2. Shilpa Gupta and Zarina, Altered Inheritances: Home Is A Foreign Places, Ishara Foundation, Dubai


Set inside a two-level space on Alserkal Avenue; the art and gallery district of Dubai, is the recently inaugurated Ishara Art Foundation which makes for a non-profit organization dedicated entirely to contemporary art from the South Asian subcontinent. A global tourist metropolis, Dubai as is known, was built through the exploitiation of migrant labour, largely from said region which partially marks as well the importance of the foundation, in so far giving presence to South Asian voices and faces in the cultural sector of the UAE. A two-person exhibition, Altered Inheritances: Home Is A Foreign Places, joined the bodies of works of two Indian-born artists; Shilpa Gupta and Zarina (Hashimi, known profesionally by her first name only), who are aligned by both addressing concepts of personal identity and geographic displacement. Zarina's work references her own travels while Gupta entangles the journeys of others. One of the pivotal works of the show belonging to Gupta, the ingenious participatory installation Speaking Wall (2009-2010) had the visitor walking on a boardwalk of bricks, while submitted to follow instructions on how to act and proceed. These instructions stressed on a tiny LCD-screen and by way of a firm dictating voice from headphones would soon have you realize that the narration was that of the dehuminizing reality and political machination of physical borders in troubled areas of the world, where the image of human personhood will be denied certain individuals. A work that hits hard to the core, the way should.
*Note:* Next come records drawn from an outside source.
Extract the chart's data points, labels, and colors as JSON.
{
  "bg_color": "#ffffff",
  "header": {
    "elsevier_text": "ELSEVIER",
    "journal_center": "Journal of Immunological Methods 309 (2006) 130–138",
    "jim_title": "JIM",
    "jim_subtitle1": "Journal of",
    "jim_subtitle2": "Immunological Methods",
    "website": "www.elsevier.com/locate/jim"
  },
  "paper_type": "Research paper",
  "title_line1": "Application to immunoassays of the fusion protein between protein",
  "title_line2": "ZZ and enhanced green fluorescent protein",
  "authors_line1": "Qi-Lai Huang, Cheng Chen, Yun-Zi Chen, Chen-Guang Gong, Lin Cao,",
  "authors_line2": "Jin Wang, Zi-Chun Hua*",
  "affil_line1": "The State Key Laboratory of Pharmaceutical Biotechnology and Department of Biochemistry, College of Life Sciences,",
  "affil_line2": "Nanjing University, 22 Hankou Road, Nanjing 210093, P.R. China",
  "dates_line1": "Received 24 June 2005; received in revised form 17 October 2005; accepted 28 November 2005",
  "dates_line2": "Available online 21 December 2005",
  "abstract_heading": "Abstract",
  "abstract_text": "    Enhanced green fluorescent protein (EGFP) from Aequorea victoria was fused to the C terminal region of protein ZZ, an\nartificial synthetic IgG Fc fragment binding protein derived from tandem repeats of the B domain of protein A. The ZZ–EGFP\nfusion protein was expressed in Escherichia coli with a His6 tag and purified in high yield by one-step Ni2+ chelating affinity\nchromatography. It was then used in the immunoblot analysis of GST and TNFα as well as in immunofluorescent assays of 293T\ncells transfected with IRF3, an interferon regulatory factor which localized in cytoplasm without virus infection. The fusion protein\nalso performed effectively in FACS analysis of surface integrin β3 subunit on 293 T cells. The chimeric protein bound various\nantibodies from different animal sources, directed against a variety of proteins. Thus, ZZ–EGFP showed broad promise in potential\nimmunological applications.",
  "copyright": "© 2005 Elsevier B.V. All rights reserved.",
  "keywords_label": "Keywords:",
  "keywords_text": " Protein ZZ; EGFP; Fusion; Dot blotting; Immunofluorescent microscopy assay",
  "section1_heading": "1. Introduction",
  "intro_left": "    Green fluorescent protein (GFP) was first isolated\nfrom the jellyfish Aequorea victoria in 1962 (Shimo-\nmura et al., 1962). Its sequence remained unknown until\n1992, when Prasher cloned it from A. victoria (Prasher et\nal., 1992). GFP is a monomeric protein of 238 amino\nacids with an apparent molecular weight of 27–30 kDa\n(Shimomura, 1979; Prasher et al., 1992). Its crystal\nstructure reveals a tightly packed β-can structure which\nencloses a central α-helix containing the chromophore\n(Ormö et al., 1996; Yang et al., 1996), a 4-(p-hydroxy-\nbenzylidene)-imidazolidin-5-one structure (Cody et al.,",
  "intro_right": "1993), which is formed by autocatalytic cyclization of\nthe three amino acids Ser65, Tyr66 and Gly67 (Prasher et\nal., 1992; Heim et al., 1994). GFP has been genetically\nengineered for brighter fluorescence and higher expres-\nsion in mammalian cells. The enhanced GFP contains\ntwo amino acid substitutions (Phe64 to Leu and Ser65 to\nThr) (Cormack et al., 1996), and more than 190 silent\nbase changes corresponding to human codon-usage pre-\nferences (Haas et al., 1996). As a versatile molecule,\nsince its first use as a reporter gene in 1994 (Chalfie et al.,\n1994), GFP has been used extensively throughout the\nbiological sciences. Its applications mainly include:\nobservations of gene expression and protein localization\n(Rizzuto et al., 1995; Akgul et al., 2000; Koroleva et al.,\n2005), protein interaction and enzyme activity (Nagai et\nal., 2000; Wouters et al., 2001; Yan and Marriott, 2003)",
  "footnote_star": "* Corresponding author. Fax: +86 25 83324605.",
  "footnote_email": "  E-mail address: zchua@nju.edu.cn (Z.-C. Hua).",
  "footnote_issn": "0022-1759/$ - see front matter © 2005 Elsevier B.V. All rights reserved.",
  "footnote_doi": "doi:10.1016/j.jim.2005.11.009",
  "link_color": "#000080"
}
Omer Fast, Der oylem iz a goylem (still), 2019


1. Omer Fast, Der oylem iz a goylem, Salzburger Kunstverein, Salzburg


A visionary filmmaker and video artist in contemporary art, Israeli-born Omer Fast was also found at the top of our annual list back in 2017, following his then Talking Is Not Always the Solution in Berlin at Martin-Gropius Bau. Fast, characterized by films based on circular and open dramaturgical direction that distort perception of space and logic, has in recent years expanded his practice to include architectural interventions and theatrical mise-en-scènes of space. For his exhibition at Salzburger Kunstverein, sets of a hospital waiting lounge, hospital hallways and a doctor's reception room were created with such great authenticity in detail, it was only once one of the staff members let us in on the underlying construction on the premises that it dawned on us to what extent question had actually been of staging (to our disbelief). With the works in the exhibition, Fast plunges into a technincal realm, exporing filmmaking in both VR and 3D. The Invisible Hand was presented as a full-on VR-experience in the doctor's reception room and plays around a narrative of a ghost haunting and cursing a Chinese family after being shunned at a wedding. No less than a masterpiece and succesful display of the potential of VR in art. An equally immersive and gripping work, yet rendered in 3D was August; a film loosely based on the final years of German photographer August Sander. A third and last film was Der oylem iz goylem, a new film commissioned by the Kunstverein and unveiled in the exhibition. An eerie tale based on the meeting of two strangers stuck together on a chair lift above the ski slopes of a mountain resort that brings in the midst, prejudice and allusions to historical accounts of the perpetration of genocide to mind. The three films together probably don't only make for the exhibition of the year, but rather one of the exhibitions of the entire decade. Hence, what would come to top this year's list was really a no-brainer.